Retired Marshalltown resident Ed Canade, 72, described himself as "somewhat concerned" about Sanders' age.
"I know as I age, everything isn't quite as sharp. That's the reality of age. I can feel it in my own body," Canade said. "I think Bernie's doing well for his age."
Meanwhile, Biden called his age "a legitimate question" in an interview days after entering the presidential race in April and said it's up to voters to "watch me" and decide for themselves.

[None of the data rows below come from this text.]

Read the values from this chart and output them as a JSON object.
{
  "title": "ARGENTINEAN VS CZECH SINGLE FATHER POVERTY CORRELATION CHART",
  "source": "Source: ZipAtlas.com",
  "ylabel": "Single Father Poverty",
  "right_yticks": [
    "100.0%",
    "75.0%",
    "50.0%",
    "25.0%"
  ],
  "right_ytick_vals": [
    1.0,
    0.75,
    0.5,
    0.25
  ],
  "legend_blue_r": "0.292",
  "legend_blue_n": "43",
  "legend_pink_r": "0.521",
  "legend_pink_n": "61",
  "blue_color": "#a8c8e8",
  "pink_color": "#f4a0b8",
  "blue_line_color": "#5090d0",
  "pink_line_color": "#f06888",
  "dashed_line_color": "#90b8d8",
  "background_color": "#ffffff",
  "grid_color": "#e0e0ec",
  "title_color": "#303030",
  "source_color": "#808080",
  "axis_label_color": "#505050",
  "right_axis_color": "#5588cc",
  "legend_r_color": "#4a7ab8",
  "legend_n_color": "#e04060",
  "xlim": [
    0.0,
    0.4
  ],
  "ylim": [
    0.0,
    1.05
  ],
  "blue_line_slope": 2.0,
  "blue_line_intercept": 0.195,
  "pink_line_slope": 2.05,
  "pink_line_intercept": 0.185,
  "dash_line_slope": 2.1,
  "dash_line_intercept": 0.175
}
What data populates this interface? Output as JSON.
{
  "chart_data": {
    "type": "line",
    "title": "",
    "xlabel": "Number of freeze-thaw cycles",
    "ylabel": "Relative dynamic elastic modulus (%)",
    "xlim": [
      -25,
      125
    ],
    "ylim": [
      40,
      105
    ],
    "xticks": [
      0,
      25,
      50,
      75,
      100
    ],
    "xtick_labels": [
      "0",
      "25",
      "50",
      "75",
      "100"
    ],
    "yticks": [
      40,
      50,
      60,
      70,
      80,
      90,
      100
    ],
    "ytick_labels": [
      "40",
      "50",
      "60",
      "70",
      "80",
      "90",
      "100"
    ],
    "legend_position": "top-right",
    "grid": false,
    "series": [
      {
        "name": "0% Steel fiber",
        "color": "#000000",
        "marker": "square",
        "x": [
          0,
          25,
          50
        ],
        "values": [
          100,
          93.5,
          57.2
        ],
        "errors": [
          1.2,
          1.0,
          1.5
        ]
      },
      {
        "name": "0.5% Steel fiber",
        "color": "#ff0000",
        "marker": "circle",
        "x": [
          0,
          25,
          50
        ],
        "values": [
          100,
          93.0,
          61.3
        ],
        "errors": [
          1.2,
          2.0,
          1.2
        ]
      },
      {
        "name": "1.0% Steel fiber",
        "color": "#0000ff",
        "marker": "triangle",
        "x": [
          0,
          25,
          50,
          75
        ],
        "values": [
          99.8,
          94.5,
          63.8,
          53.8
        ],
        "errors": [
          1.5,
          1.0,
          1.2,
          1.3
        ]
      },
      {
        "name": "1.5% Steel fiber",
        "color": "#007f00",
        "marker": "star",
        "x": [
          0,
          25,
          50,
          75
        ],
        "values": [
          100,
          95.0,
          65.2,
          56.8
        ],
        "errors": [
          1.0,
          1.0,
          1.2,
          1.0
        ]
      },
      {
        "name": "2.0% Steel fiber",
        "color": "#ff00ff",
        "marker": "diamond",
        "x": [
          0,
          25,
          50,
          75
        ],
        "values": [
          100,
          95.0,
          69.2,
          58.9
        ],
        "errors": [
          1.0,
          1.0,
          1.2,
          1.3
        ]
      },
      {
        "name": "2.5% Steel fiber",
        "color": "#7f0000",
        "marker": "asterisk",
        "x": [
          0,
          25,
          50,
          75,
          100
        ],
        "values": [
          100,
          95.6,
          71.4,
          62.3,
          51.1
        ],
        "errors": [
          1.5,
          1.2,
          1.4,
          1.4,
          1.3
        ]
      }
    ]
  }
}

Since then, Biden has not been forced to confront the age question as often as Sanders, despite frequent gaffes on the campaign trail. The former vice president has frequently appeared to mix up dates, offer outdated pop culture references and forget his words.
In a new CBS interview, Biden dismissed questions about his age, saying, if anything, it was an advantage.
"With age comes experience, with experience comes wisdom, and with wisdom comes judgment," Biden said in the "60 Minutes"interview, set to air Sunday.
He promised earlier in the month to release his health records to help demonstrate his physical readiness for the nation's top job.
While national polls suggest Biden is doing well among older voters, on the ground in the state that will hold the nation's first presidential primary contest, Democrats see age as an issue for Biden and Sanders.
Kathy Judge, a 58-year-old nurse from Ames, went so far as to call Sanders and Biden "very self-centered and very selfish by staying in the race" when, she said, there are questions over whether they're "physically capable" of finishing the run.
As an older individual herself, she said, she sees their ages wearing on them.
"Bernie Sanders has already had a heart attack! Joe Biden can't remember what day it is! Now, I can't either some days, I will admit that, but we need someone who is sharp and thinks on their feet and doesn't fumble words," said Judge, who supports 50-year-old Cory Booker, the New Jersey senator.
At a Biden event over the summer in Manning, Donna Forman, a 72-year-old retiree, said the former vice president is in her top three, along with Booker and 59-year-old Sen. Amy Klobuchar of Minnesota. But the one major concern she has about Biden is his age.
"Because I know people that are old — including myself," she said. "I'm getting there. And I think Donald Trump is a perfect example of why nobody over 70 should run for anything."
Associated Press writer Bill Barrow contributed to this report.
This story has been corrected to delete a quote mistakenly attributed to Joe Biden when it was actually stated by his wife, Jill.